Though the ERO says they asked him not to leave the facility, Green drove away from Westminister and into a head-on crash. He was arrested on a charge of misdemeanor DUI crash involving property damage or injury. Green posted $500 bond.

The arrest affidavit said Green “exhibited watery, glassy eyes, a dazed and blank expression on his face, slurred, mumbled and slow speech.”

It also stated that Green had two previous DUI arrests. Pinellas County court records say both came from incidents in November and October 2002. He also pleaded guilty to petit theft in 2006.

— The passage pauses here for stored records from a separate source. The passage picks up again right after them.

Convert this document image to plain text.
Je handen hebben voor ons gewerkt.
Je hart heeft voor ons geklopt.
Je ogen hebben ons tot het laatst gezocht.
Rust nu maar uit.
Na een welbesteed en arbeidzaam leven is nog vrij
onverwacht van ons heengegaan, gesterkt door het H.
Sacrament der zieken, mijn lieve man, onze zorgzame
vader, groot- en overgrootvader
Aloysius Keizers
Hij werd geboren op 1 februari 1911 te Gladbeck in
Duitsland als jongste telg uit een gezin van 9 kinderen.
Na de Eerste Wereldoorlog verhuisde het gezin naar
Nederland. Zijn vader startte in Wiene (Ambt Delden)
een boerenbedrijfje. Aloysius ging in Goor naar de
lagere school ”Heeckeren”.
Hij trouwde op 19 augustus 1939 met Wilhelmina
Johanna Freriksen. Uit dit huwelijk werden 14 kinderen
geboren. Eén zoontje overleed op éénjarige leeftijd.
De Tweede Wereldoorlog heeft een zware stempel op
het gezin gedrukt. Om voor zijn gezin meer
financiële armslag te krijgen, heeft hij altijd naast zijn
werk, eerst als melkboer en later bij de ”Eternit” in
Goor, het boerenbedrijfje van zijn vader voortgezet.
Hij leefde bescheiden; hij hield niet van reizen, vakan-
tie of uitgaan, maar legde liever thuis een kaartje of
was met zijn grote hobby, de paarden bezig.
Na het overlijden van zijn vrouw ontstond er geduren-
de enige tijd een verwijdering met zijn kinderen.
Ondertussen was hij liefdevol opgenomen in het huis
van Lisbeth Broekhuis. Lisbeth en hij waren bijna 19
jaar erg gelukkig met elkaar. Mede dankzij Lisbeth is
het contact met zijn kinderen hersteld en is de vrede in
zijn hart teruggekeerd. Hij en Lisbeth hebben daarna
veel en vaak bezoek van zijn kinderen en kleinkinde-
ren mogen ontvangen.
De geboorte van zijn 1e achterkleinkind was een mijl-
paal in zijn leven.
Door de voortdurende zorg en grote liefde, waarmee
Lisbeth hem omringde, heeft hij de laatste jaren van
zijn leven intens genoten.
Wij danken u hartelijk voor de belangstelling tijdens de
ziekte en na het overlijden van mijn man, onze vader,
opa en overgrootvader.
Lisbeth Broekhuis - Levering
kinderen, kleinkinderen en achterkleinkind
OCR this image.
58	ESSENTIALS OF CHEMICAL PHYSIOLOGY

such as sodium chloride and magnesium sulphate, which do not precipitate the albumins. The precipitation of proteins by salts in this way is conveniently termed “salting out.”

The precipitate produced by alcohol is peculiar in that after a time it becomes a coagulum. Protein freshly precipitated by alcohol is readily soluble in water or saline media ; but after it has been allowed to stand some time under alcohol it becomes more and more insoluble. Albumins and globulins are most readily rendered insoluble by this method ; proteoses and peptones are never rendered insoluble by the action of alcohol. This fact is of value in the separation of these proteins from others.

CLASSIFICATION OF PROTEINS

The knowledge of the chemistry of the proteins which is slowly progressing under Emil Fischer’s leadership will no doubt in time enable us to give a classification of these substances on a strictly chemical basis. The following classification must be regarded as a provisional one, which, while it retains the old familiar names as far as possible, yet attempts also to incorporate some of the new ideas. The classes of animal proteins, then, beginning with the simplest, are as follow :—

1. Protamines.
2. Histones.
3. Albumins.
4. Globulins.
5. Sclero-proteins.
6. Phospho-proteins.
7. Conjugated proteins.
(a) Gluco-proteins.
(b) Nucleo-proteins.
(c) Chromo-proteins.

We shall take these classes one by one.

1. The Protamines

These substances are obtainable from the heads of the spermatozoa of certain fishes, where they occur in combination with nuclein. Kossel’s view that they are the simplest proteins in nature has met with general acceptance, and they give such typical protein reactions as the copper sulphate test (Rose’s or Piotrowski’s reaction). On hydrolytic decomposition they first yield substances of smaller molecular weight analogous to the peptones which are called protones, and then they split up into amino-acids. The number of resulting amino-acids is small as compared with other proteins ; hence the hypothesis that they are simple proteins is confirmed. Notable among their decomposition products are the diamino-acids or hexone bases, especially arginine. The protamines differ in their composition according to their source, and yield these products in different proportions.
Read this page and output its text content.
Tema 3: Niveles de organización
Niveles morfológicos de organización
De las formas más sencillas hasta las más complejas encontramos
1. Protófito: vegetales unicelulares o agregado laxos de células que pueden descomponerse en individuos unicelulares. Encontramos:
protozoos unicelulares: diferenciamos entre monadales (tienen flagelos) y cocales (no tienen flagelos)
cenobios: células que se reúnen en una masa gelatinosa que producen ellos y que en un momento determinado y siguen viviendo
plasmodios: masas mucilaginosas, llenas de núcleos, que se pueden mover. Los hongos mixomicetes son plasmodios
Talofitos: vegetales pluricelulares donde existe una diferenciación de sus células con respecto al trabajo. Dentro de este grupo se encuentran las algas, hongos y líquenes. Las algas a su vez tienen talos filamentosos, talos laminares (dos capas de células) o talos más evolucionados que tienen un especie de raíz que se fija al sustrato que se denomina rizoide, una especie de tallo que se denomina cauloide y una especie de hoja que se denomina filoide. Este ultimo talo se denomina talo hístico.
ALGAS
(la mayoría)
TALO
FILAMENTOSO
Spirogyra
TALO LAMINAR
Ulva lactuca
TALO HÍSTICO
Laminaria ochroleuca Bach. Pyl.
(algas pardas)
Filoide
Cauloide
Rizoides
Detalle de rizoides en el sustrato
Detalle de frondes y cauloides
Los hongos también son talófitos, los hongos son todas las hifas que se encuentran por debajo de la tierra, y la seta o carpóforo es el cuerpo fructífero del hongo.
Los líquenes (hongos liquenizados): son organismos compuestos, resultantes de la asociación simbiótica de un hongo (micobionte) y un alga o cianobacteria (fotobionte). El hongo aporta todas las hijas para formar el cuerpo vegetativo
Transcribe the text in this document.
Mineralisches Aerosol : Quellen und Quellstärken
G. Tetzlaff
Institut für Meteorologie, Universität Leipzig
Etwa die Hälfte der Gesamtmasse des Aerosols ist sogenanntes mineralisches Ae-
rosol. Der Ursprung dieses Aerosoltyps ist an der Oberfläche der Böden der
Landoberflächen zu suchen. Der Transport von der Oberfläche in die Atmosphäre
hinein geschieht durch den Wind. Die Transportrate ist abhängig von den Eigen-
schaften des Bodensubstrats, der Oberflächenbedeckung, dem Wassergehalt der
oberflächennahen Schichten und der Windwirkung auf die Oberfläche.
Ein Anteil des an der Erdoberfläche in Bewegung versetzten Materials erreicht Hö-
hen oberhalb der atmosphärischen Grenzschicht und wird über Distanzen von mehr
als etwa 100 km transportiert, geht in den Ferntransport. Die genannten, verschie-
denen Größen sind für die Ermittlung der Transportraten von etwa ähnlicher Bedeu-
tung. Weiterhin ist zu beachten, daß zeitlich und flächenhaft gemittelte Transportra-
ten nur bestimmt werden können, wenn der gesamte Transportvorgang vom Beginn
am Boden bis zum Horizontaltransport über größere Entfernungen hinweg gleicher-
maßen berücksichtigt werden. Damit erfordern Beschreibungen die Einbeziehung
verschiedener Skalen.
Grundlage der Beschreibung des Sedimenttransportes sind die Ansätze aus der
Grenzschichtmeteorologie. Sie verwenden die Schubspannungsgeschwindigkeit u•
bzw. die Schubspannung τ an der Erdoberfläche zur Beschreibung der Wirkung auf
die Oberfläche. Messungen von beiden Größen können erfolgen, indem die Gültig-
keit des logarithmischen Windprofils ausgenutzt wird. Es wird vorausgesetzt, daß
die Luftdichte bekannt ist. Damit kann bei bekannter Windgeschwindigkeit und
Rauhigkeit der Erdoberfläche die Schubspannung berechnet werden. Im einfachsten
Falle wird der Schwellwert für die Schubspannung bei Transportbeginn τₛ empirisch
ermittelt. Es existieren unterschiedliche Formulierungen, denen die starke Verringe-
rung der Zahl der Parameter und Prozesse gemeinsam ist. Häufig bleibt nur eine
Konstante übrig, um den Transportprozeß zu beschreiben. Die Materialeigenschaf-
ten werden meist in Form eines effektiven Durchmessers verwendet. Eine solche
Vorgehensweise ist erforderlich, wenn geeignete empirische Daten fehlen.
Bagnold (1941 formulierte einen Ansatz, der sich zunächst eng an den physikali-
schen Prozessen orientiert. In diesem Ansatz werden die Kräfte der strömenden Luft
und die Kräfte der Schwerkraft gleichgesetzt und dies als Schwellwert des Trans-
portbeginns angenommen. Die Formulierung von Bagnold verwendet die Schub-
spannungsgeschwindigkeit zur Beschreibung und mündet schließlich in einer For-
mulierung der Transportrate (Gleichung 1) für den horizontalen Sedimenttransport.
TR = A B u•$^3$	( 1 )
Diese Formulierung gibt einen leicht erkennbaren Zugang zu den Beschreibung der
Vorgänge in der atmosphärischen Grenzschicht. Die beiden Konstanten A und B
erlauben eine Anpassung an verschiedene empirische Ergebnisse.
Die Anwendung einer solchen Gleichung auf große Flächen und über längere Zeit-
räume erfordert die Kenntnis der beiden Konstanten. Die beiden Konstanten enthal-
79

The ERO says Green confessed to theft grander than petit when he spoke to Dr. Hardeep Singh, an addiction specialist. The Intervention Project for Nurses, which monitors the progress and care of impaired nurses, requested Singh evaluate Green.

“During the evaluation, Mr. Green reported that over the last seven years he struggled with a narcotics addiction and diverted intravenous (IV) and oral Dilaudid from a previous employer,” the ERO said. “Mr. Green stated that all the drugs he use were diverted from his employers.”

Dilaudid is a pain medicine, as is oxycodone. Green told Singh between last September and November, he stole oxycodone and anxiety drug Ativan in its IV form “more than four times a week from Westminster.”

It was Ativan he was shooting up on Nov. 8 at Westminister, Green said. Drugs were the way he dealt with “severe levels of anxiety.”

After a hair test told of Green’s oxycodone and hydrocodone usage, Singh diagnosed Green with “severe opioid use disorder; mild sedative, hypnotic, or anxiolytic use disorder; and generalized anxiety disorder.”

When Green didn’t follow Singh’s recommendations — enter treatment on a partial hospitalization basis, enter a monitoring contract with IPN, continue individual therapy — IPN closed Green’s file on April 9. The ERO came down June 3.